Se abre el telón y los aplausos son apenas perceptibles. Sólo las toses y los escupitajos. El llanto de un par de bebés, seguramente con hambre y sed. El rechinar de las tablas del escenario. El olor a cuero viejo y polvo. El día ha sido caluroso, como siempre y la espesa pátina de calor humano sube hasta el techo del teatro. Maucho, nuestro tramoya, dice que se puede cortar con un cuchillo carnicero el hedor en las alturas. Exagera, como siempre que dice algo.

Pedro aparece en escena y las mujeres le dedican miradas de amor incondicional. Él sabe de este éxito porque en las noches gélidas del desierto, se las arregla para colarse en cuartos ajenos y, con la suavidad de su voz y sus manos, lograr que incluso las féminas más pudorosas le abran sus muslos, generosas. Pedro siempre agradece por el favor concedido, con la caballerosidad que lo caracteriza. El recuerdo de las noches de placer que le da a las mujeres de otros, se lo lleva la pampa, como todo lo demás.

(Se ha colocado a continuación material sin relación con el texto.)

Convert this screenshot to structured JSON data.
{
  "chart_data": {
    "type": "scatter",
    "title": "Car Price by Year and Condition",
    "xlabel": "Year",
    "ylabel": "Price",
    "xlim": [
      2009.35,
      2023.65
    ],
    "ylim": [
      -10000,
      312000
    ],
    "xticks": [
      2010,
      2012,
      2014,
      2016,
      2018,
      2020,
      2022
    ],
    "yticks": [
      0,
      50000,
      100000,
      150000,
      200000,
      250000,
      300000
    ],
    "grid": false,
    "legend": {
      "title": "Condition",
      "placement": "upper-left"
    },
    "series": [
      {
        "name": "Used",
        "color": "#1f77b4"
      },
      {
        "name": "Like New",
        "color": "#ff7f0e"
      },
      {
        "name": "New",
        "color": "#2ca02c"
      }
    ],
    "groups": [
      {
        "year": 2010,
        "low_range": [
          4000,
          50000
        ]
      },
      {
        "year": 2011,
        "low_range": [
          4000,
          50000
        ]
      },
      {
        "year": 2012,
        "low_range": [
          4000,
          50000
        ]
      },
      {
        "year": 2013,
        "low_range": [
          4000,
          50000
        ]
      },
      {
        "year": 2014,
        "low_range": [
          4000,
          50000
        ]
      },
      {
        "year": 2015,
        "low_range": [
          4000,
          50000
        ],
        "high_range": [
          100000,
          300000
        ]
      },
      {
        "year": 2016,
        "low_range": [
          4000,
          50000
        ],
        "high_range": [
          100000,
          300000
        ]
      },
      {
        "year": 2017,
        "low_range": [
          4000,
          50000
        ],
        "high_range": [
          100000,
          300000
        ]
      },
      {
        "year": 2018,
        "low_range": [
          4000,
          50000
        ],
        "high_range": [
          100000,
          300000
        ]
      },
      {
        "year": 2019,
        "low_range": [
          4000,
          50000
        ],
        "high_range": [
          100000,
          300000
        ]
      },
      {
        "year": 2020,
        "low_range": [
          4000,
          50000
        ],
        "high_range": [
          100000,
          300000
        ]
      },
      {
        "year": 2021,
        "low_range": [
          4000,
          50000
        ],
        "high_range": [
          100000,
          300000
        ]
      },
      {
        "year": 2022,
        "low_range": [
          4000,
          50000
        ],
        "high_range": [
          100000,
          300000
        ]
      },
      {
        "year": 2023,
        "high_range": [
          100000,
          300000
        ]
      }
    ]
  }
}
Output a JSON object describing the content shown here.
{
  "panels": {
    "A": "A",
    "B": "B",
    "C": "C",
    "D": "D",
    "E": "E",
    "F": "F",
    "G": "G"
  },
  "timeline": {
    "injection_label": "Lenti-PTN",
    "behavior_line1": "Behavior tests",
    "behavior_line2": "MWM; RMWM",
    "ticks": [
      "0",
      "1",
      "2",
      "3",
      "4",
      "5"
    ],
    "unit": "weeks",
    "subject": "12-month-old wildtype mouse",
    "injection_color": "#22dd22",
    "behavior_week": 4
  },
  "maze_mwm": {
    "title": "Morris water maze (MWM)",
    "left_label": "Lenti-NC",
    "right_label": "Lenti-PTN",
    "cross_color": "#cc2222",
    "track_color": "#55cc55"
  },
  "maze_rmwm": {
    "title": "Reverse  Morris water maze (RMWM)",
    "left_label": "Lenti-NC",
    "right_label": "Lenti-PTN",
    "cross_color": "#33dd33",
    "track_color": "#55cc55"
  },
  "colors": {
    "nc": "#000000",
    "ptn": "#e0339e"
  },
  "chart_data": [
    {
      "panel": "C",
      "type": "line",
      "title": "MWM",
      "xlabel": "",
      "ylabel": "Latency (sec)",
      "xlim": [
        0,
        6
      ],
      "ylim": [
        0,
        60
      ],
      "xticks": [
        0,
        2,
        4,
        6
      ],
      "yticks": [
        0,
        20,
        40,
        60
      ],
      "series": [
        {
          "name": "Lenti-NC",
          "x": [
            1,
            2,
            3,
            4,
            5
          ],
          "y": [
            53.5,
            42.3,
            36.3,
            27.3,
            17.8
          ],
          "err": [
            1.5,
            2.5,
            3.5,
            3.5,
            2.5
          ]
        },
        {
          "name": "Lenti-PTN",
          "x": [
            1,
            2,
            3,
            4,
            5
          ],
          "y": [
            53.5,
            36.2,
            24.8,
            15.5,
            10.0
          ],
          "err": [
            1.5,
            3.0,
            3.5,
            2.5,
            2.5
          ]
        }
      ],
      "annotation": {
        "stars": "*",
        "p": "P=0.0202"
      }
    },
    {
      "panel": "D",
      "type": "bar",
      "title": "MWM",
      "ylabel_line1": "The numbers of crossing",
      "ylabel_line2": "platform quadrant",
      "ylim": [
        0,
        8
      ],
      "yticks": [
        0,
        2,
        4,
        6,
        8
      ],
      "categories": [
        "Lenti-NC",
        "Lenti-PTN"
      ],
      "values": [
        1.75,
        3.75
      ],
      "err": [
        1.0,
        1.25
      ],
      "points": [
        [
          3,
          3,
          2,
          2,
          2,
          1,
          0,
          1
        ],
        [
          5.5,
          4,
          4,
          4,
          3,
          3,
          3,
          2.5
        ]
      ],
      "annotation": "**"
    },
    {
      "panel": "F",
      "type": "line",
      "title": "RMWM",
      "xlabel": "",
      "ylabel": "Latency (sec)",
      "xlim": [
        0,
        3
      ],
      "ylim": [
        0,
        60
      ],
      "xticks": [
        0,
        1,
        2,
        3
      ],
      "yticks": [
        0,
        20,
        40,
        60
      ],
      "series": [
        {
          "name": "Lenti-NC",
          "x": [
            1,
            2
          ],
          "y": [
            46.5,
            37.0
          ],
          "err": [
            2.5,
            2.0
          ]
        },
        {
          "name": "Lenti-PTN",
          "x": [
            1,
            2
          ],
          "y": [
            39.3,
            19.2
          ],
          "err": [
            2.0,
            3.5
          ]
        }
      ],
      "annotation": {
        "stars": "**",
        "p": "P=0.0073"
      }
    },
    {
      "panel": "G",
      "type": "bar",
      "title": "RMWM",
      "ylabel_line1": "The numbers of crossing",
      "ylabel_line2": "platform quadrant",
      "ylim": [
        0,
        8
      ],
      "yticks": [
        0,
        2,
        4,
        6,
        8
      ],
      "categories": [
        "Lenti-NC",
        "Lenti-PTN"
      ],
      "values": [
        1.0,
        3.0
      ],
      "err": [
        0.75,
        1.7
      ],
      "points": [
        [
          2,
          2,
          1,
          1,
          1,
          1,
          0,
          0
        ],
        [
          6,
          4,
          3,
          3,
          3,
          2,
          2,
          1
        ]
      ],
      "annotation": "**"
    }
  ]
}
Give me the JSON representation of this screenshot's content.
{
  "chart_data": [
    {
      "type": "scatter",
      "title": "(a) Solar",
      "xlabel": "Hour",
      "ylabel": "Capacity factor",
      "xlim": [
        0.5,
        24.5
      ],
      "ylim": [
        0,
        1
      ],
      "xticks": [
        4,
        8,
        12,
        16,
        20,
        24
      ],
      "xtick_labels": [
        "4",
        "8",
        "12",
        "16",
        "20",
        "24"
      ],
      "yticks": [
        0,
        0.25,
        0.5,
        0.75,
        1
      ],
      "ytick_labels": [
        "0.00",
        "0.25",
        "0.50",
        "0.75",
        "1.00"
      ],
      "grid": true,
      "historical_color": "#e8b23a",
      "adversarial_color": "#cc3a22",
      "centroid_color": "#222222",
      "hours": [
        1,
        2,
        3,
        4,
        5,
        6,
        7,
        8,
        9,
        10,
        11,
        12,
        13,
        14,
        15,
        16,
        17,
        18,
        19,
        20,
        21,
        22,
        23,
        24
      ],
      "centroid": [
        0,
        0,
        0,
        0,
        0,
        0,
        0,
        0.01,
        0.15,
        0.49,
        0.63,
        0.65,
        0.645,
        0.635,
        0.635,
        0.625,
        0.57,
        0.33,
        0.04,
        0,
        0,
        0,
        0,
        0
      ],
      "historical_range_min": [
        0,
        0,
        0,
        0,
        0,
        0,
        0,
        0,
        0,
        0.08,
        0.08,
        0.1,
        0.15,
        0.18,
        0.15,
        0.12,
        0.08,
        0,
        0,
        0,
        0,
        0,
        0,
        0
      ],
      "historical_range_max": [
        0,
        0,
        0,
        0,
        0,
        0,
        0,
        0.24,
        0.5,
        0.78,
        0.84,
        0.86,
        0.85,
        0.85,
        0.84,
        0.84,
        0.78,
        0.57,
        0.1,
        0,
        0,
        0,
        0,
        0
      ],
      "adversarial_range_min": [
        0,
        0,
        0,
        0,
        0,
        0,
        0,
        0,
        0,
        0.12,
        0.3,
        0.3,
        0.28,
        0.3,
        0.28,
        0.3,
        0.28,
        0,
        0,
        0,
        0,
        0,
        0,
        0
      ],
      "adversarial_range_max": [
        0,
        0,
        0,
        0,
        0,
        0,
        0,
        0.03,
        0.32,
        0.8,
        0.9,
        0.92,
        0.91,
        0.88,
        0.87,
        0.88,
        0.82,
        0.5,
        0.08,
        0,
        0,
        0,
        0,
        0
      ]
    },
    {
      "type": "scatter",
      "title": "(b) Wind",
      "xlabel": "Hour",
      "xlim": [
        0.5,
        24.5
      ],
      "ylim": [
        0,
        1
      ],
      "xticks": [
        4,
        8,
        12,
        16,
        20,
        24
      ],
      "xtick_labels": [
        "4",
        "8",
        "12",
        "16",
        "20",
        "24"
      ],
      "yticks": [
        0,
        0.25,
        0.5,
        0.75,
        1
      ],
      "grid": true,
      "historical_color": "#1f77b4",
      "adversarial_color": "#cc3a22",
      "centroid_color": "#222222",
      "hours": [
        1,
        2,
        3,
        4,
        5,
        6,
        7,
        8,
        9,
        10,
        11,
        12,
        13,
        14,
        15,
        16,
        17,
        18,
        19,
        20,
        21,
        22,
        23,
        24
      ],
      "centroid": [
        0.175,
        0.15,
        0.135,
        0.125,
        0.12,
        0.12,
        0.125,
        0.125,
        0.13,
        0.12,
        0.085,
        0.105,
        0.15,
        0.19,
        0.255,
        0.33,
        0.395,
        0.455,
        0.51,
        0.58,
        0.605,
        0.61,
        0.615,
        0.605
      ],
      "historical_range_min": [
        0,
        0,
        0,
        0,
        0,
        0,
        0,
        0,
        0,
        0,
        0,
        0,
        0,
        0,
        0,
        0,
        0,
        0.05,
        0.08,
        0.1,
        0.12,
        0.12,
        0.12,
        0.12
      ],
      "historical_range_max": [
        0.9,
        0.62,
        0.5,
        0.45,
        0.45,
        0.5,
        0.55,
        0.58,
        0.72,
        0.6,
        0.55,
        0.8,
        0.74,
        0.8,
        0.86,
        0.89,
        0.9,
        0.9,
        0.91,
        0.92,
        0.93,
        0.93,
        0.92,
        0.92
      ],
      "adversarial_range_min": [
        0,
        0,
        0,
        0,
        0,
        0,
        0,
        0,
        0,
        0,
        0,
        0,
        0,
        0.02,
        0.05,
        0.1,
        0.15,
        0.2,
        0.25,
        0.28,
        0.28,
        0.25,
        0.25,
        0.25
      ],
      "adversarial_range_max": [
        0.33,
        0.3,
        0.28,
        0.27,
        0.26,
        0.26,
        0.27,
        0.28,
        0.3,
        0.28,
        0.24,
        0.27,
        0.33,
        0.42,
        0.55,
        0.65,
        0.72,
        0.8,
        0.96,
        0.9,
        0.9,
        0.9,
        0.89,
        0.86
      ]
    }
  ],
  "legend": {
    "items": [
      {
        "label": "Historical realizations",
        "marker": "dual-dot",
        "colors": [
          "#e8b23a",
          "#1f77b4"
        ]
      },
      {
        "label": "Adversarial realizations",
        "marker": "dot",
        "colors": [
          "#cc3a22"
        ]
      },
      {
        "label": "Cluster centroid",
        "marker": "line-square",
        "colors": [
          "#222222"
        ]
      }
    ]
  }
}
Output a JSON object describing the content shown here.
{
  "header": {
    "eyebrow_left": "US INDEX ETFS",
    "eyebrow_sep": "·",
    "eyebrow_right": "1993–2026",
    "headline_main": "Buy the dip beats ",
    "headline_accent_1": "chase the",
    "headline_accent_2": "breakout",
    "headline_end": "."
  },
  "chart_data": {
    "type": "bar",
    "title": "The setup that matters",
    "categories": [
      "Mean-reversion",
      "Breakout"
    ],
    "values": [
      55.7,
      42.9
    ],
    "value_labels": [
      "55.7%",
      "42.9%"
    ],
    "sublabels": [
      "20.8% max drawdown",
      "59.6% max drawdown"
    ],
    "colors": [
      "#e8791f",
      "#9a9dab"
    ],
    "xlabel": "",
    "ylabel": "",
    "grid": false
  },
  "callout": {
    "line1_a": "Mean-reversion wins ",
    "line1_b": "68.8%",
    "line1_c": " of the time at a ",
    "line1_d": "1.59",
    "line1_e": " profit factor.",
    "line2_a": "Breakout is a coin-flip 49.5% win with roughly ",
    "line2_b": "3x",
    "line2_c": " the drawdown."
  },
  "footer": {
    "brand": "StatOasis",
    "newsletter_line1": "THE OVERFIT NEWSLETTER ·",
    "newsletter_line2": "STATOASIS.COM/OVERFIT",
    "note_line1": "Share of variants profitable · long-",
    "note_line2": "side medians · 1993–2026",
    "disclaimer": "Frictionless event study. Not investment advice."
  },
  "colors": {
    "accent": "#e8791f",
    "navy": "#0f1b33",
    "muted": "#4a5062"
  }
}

Declama su parlamento. Se pasea en el escenario con propiedad. Suenan las tablas, chillan las roldanas que sostienen el telón, en el calor de la tarde. El polvo se percibe con una lluvia fina. Afuera, el viento empieza lentamente a formar remolinos. Mi corazón palpita, amenazando con salirse por mi boca. Mis manos transpiran. Avanzo a pasos cortos, encaramada en estas plataformas gigantes que Tomasito me dejó, más que todo, como una humorada. Su rostro había cambiado aquella última vez que le vi, antes que llegáramos a esta oficina. Estaba radiante. Vestido de mujer, con un par de senos impresionantes y sin pelos.  Me contó acelerado que haberse unido a esa compañía de kathoey era lo mejor que le había pasado en toda la vida y que Kim, un malayo diminuto, le había ayudado a ser lo que era ahora. Todos podemos, decía inspirado. Todos.

Si miro mi pecho con atención, veo como salta mi corazón. Trato de concentrarme, pero no puedo. Jovita me ha dicho que don Martínez ya está mejor. Padre, esto lo hago sólo por ti, medito, intentando tranquilizar mi mente. El aire se cuela rancio. Las tablas rechinan. El traje de seda arrastra en el suelo. Salen de escena Pedro y Nicanor. Es mi turno.

Me paralizo y mi voz no sale. Todo ha fallado, pienso en ráfagas de segundo. Estoy aterrada. No puedo. Camino un paso y la luz del farol que Maucho gobierna con precisión, me cae encima. No hay nada más que esa luz. La audiencia desaparece, el olor, el polvo. Ni el viento se escucha más. Avanzo otro paso hasta la marca en el suelo y por arte de esa magia que tantas veces predicó la Madame y que otras tantas buscó el viudo, estoy aquí y soy la estrella de esta compañía.

El aplauso me aturde y al mismo tiempo me despierta del encanto. Cae el telón y me dirijo con dificultad a mi lugar tras bambalinas. Una bruma fría está cayendo lentamente afuera. Pedro me mira exaltado. NO LO PUEDO CREER, me dice con sus ojos inmensos, con un entusiasmo que no le había visto antes. Todos se me acercan con cuidado, comentando por lo bajo mi actuación, como si yo no estuviera presente. Jovita toma mis manos, todavía embetunadas con los mejunjes de la  Madame. No puede parar de apretarlas. El viudo se limpia una lágrima porfiada y me hace una venia. En la esquina más oscura, al lado del camerino, veo una sombra flaca y desgarbada. El brillo de los ojos azul índigo me dice todo. Al día siguiente, no logramos encontrar a doña Edith. Una semana más tarde, Pedro Torres Apaza, volviendo de una de sus visitas de amores furtivos, verá algo en el desierto que se parecerá mucho a la mano engarfiada de la vieja, saliendo de la arena, elevando un remolino de tierra.